Le dernier mot tomba comme un couperet. Steve n'était pas sur d'avoir bien entendu. Il ne pouvait pas avoir bien entendu. L'HYDRA avait forcément disparu... Sinon... Sinon... Il avait fait tout ça pour rien...

"Il n'y a plus d'HYDRA, dit-il simplement d'une voix blanche.

-C'est ce qu'on pensait aussi. Ce n'est apparemment pas aussi vrai que ce qu'on aurait voulu. Et le souci, c'est qu'ils sont aussi au courant qu'il y a encore un Captain America après nos exploits new-yorkais.

-Dans ce cas, pourquoi je ne les ai pas croisés?

-Parce que le SHIELD a fait son travail. Mais là, ils nous ont pris de vitesse. Ils sont proches, très proches et on doit partir vite. Une fois de retour à la base, on pourra reprendre l'initiative.

-Proches? Proches comment?"

Il y eut un bruit de verre qui se brise, et un objet tomba au sol avec un clung métallique. Un bruit que Steve connaissait trop bien. Il eut juste le temps d'attraper Natasha par le bras et de la tirer vers lui avant de se jeter au sol en criant: "GRENADE" avant que celle-ci n'explose. La réponse à sa question était donc: "Beaucoup trop proches".

Heureusement, elle aussi avait les réflexes d'une combattante. Ils s'aplatirent au sol autant qu'ils le pouvaient lors de l'explosion. Le souffle envoya valdinguer le lit au dessus d'eux, qui s'écrasa contre le mur en face dans une explosion d'échardes et de planches sur le point de se briser. Même eux se retrouvèrent soufflés comme des feuilles mortes par l'engin de mort. Le dos de Steve heurta le mur avant de recevoir Natasha contre lui, lui coupant le souffle. A cause du bruit de l'explosion, il avait les oreilles qui sifflaient, n'entendait plus et avait la tête qui tournait. Mais il fallait qu'il réagisse vite. Plus vite que ça. Il se redressa (trop long, soldat, pensa-t-il) et aida Natasha à se relever. Elle avait l'air aussi désorientée que lui mais semblait savoir aussi bien que lui qu'ils ne pouvaient pas se le permettre.
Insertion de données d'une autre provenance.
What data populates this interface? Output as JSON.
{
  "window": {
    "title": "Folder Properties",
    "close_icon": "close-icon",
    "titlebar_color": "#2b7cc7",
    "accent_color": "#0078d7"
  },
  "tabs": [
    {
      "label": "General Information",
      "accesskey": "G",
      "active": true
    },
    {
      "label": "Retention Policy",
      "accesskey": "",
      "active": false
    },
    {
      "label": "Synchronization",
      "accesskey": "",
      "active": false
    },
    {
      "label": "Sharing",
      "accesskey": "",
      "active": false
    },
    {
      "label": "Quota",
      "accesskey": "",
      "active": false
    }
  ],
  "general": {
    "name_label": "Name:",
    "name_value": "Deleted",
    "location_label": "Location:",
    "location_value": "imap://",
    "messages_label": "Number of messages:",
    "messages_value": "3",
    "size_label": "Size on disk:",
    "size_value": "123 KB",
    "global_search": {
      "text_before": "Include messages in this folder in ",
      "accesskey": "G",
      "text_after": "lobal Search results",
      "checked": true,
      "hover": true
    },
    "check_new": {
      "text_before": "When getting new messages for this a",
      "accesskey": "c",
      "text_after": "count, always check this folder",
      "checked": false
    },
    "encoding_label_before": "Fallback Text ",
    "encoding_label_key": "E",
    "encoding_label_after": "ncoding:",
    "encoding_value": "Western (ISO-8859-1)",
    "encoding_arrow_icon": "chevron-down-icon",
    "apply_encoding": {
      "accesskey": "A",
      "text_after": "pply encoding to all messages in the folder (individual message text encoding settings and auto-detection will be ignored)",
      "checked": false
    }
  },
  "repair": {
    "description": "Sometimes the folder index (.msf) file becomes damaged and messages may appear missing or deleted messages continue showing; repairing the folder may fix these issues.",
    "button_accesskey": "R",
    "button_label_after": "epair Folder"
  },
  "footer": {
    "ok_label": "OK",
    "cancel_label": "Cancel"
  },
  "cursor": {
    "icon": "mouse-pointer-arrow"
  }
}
Il indiqua la porte d'un signe de tête, elle hocha la tête en signe d'acquiescement. Ils eurent à peine le temps d'atteindre la porte avant que la tête d'un agent de l'HYDRA ne passe dans l'encadrure de la fenêtre. Steve ouvrit la porte à tout volée pendant que Natasha sortait le pistolet qu'elle avait garder caché dans son dos. Son tir suffit à faire reculer l'invité indésirable et nos deux héros purent prendre la fuite.

"On aurait mieux fait de passer par la fenêtre, ça aurait été plus rapide, cria-t-il pour se faire entendre au dessus du ce sifflement incessant.

-Le passage était occupé. Mauvaise idée, répondit-elle avec le même volume. J'espère que tu n'avais pas d'affaire importante dans cette chambre.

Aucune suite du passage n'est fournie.